Refiriéndose al sentido o razón profunda de su escritura, el novelista y ensayista argentino Tomás Eloy Martínez señalaba que en su niñez las lecturas de ficción y sus primeros intentos de narrar fueron un refugio contra las pequeñas infelicidades cotidianas. Para él, los cuentos leídos o escritos le permitían, según sus propias palabras, “tener con la imaginación lo que no podía tener con la realidad”.

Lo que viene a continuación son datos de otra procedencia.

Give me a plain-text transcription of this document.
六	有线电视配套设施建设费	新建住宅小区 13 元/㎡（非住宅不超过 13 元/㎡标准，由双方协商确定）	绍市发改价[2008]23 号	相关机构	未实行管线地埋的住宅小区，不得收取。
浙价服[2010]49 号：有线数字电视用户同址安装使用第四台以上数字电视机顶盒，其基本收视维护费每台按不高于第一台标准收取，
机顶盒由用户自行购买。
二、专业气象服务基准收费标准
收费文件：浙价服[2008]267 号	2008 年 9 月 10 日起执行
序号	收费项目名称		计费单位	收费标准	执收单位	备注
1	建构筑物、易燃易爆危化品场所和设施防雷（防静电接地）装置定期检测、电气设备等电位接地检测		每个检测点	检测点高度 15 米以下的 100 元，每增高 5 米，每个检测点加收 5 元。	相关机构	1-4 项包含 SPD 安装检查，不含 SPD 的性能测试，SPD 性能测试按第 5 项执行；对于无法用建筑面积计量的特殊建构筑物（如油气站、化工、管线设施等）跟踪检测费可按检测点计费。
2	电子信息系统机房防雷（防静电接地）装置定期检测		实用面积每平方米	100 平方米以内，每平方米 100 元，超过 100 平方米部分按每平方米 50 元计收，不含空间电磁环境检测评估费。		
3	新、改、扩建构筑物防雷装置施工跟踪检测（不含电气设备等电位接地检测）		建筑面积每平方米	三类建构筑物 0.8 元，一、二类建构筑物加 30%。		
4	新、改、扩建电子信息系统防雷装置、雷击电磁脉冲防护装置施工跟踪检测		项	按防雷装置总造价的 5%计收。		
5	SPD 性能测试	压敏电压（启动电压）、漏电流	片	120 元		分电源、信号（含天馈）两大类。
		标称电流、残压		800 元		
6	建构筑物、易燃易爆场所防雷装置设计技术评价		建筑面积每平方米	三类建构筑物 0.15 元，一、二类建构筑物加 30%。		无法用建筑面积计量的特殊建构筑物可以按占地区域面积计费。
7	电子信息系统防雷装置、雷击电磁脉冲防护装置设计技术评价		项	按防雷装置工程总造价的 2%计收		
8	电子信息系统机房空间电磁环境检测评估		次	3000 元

A mis 71 años llevo en mí el niño curioso que siempre fui. Ya no soy el escolar obeso al que le costaba amarrarse los zapatos y que iba a la escuela con un bulto lleno de cuadernos y libros. Pero me hace feliz aprender. Creo haber entendido que el aprendizaje es, ciertamente, una disciplina y un rigor, pero también una vasta esperanza. Quizás suene a místico pero muchos autores y pensadores han visto una suerte de iluminación en el conocimiento que inspira los actos de lectura y escritura. Muchas veces, en la mañana, sentado frente a mi escritorio, me veo como aquel niño o adolescente que en plan de cumplir sus tareas no sabía por cuál materia comenzar: ¿literatura venezolana o latinoamericana?, ¿geografía o historia?, ¿un relato o un poema?, ¿filosofía o psicoanálisis? Las materias han cambiado, se han vuelto más amplias y diversas, pero el espíritu de curiosidad es el mismo. En ocasiones siento que detrás de esa ambición de saber hay una cierta pulsión autoagresiva que debo controlar para ceder espacio al ocio, que tiene igualmente un costado creativo. Porque tengo conciencia de mi finitud me gustaría avanzar como un niño hacia una cierta inocencia y gratuidad de la vida y del conocimiento.